Vid2Seq is pretrained on tagless narrated videos with a generative goal (above) and a noise removal target (below). |
Results in Subsequent Dense Video Subtitles Benchmarks
The resulting pretrained Vid2Seq model can be fitted in subsequent tasks with a simple maximum likelihood objective using teacher forcing (i.e. predict the next token given the previous field truth tokens). After fine tuning, Vid2Seq dramatically improves the state of the art on three standard benchmarks of downward dense subtitle video (ActivityNet Subtitles, tucocinas2 and White) and two video clip subtitle reference points (MSR-MTB, MSVD). In our role we provide additional ablation studies, qualitative results, as well as results in the few takes setting and video paragraph captioning task.

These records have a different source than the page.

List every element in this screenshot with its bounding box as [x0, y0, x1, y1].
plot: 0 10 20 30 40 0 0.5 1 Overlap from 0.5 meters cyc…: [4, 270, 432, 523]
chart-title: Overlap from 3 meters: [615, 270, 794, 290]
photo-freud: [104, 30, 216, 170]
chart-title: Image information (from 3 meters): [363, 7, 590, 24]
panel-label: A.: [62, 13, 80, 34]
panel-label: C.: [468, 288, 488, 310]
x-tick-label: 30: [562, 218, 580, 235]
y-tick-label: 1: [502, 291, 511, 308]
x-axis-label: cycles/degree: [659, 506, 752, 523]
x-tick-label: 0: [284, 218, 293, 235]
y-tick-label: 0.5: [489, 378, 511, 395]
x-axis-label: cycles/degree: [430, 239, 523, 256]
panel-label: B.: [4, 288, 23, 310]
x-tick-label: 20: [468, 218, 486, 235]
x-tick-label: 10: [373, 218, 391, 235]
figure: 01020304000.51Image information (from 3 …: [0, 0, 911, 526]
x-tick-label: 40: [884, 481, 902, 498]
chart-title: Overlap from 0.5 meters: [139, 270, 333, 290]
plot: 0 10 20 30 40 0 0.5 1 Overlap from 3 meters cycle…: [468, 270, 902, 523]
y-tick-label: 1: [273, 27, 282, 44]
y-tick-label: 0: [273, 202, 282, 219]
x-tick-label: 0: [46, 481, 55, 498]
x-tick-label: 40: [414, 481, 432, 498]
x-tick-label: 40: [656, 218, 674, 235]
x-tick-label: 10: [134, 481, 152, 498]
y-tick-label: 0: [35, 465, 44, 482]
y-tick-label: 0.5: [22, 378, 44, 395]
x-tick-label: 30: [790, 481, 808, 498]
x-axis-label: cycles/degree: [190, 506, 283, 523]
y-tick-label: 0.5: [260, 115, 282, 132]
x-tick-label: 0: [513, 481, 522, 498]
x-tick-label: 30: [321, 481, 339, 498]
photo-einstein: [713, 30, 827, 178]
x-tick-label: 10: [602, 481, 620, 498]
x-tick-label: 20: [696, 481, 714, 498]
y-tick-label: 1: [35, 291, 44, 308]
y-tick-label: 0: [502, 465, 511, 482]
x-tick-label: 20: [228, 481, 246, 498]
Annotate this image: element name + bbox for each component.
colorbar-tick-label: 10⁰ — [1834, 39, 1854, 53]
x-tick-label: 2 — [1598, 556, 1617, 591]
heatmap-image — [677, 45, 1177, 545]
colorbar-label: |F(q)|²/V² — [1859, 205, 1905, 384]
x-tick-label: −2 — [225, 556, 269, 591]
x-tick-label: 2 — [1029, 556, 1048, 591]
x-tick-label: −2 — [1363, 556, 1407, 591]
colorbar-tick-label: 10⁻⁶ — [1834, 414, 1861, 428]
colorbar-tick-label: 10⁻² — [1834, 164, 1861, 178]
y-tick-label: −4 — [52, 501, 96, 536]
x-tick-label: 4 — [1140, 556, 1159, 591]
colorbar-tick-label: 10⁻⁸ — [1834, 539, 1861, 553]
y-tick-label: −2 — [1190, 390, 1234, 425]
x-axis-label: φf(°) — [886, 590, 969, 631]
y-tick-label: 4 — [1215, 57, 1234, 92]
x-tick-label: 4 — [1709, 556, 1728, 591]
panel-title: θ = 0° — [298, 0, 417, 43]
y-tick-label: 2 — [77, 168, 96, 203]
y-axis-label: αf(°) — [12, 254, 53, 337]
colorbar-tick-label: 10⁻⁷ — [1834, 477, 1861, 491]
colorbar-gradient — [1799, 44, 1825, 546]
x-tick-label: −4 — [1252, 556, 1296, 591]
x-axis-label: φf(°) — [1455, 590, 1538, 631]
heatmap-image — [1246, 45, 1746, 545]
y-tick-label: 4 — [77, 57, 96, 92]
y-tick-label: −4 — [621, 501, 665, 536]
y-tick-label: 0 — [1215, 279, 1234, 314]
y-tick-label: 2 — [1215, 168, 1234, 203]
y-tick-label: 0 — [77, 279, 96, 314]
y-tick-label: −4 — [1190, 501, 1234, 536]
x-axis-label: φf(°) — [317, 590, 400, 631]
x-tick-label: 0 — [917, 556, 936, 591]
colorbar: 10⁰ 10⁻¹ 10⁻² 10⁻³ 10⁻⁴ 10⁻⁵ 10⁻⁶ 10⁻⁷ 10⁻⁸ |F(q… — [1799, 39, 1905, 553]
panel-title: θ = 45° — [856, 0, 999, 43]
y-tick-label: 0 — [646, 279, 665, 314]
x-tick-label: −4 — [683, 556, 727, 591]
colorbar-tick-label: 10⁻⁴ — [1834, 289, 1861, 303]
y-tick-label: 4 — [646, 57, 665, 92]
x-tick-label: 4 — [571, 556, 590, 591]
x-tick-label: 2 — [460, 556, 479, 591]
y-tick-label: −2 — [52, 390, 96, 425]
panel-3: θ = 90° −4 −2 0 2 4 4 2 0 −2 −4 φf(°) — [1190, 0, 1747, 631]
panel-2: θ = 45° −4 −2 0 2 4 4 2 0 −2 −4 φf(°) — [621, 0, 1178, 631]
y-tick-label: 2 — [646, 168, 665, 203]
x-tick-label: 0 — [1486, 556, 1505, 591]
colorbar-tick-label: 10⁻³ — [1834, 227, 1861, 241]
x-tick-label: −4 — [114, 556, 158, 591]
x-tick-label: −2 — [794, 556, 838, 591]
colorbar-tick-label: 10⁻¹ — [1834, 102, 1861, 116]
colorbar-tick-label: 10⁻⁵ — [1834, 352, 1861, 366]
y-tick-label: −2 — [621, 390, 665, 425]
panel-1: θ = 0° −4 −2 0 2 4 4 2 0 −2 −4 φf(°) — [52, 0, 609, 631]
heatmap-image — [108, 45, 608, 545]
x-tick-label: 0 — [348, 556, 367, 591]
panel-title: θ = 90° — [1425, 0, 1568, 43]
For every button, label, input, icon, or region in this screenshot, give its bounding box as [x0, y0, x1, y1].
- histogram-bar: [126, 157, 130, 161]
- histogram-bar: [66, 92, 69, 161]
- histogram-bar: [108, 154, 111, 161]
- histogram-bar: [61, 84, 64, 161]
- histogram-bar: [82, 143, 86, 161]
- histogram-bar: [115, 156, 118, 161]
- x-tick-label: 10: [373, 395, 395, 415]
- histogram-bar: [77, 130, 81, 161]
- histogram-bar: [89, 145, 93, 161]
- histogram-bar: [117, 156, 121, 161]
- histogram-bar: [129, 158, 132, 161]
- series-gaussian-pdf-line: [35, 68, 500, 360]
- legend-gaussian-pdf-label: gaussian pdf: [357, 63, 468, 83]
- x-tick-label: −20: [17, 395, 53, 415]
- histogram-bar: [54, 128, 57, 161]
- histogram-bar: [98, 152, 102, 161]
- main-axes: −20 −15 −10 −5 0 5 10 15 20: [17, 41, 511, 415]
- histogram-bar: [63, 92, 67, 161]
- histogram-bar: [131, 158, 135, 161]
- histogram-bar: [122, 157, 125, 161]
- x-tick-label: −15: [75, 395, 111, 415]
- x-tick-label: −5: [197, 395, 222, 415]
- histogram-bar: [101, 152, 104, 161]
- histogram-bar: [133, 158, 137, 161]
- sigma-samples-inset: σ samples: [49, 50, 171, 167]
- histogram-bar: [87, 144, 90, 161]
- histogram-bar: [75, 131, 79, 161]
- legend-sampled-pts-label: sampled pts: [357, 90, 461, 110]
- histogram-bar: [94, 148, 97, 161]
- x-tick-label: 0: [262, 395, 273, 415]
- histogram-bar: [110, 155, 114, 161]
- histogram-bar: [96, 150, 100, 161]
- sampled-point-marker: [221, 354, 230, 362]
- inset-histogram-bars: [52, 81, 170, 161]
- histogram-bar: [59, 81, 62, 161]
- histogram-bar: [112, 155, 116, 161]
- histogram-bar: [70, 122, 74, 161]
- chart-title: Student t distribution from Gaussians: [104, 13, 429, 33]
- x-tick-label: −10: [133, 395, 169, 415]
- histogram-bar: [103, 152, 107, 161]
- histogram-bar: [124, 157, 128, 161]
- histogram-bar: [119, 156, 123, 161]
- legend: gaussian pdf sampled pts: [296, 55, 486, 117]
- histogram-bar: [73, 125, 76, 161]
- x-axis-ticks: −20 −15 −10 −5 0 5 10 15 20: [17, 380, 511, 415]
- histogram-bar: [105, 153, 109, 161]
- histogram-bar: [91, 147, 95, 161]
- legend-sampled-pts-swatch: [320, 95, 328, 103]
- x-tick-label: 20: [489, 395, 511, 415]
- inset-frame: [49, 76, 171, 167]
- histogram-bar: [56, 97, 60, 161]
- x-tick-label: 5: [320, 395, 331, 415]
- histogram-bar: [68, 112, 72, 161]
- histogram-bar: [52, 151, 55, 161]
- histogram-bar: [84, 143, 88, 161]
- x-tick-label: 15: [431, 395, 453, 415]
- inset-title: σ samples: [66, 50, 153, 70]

Comparison with state-of-the-art methods for dense video subtitles (left) and for video clip subtitles (good), about him Cider metric (higher is better). |
Conclusion
Introducing Vid2Seq, a novel visual language model for dense video subtitles that simply predicts all subtitles and event boundaries as a single sequence of tokens. Vid2Seq can be effectively pre-trained on unlabeled narrated videos at scale and achieves next-generation results on multiple post-dense video subtitle benchmarks. learn more about paper and grab the code here.
Thanks
This research was conducted by Antoine Yang, Arsha Nagrani, Paul Hongsuck Seo, Antoine Miech, Jordi Pont-Tuset, Ivan Laptev, Josef Sivic, and Cordelia Schmid.